Marcondes’ journey is just one small tale in the larger story of Brentford’s incredible rise, but it says a lot about this club and the way it is run. They learn from their mistakes and, most importantly, they get better every year. Even after selling for £ 50million worth of talent to Ollie Watkins and Said Benrahma last summer, Brentford went on to earn six more points in the following league campaign.
It is the Brentford World Way under the ownership of Matthew Benham. Their data-driven approach is often referred to as “Moneyball,” but it’s a label Brentford doesn’t like. To focus on their amazing use of analytics is to miss the bigger point of people. Statistics help them find value in the market, yes. But it is the development of individuals, and the understanding of the human side of football, which then leads to rapid improvement of these players.
Watkins, Benrahma, Neal Maupay, Chris Mepham, Ezri Konsa, James Tarkowski, Andre Gray and the rest: the list of lucrative sales goes on. No club in England can claim to have mastered the transfer market and the subsequent development of their signings quite like Brentford. Each year they sell their best players, and yet they continue to improve as a team.
Now that they are a Premier League club, will the strategy change? The answer is no. The philosophy remains the same, but it is now moving up a level. A few years ago, Brentford was selling its players to the best teams in the championship. Then as they invested in the product and got better, they started selling to small and mid-sized Premier League teams.

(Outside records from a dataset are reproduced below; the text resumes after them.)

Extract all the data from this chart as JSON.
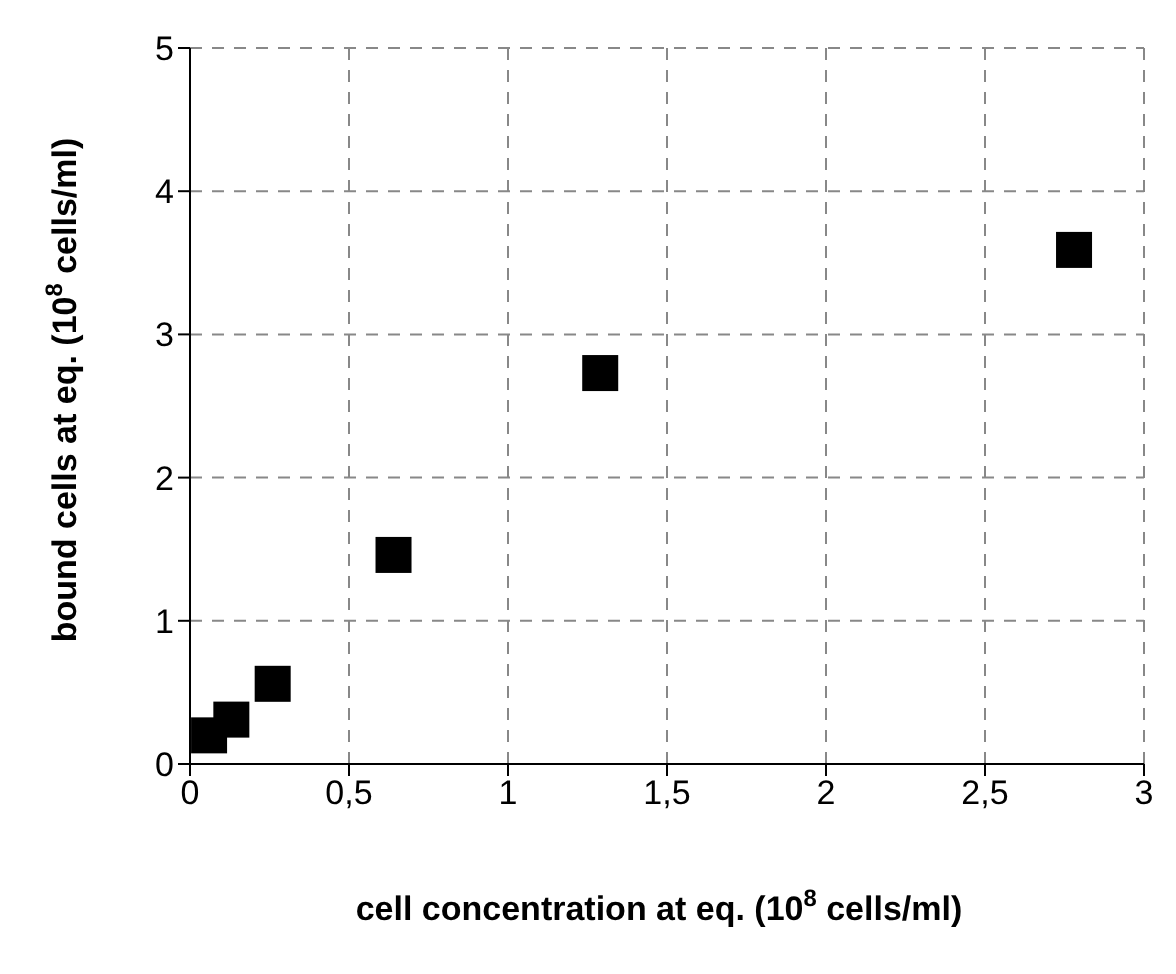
{
  "chart_data": {
    "type": "scatter",
    "xlabel": "cell concentration at eq. (10$^{8}$ cells/ml)",
    "ylabel": "bound cells at eq. (10$^{8}$ cells/ml)",
    "x": [
      0.06,
      0.13,
      0.26,
      0.64,
      1.29,
      2.78
    ],
    "series": [
      {
        "color": "#000000",
        "values": [
          0.2,
          0.31,
          0.56,
          1.46,
          2.73,
          3.59
        ]
      }
    ],
    "xlim": [
      0,
      3
    ],
    "xticks": [
      0,
      {
        "value": 0.5,
        "label": "0,5"
      },
      1,
      {
        "value": 1.5,
        "label": "1,5"
      },
      2,
      {
        "value": 2.5,
        "label": "2,5"
      },
      3
    ],
    "ylim": [
      0,
      5
    ],
    "yticks": [
      0,
      1,
      2,
      3,
      4,
      5
    ],
    "grid": true,
    "marker": "square"
  }
}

Going forward, the plan will be to produce players of interest to the best teams in the Premier League and Europe. If they are selling in a different market, then they can start shopping in a different market. The cycle continues indefinitely, player by player, season by season. And the hope is that at the end of the day, there comes a time when Brentford just doesn’t need to sell anymore.
“We don’t use a lot of money, but we are very good at spotting and seeing the potential of the players,” said midfielder Mathias Jensen. “It’s a very healthy and well run club. I’m not worried about the Premier League and I’m not worried. Of course, it’s a different level, the biggest league in the world, but this club is capable of taking a new step forward.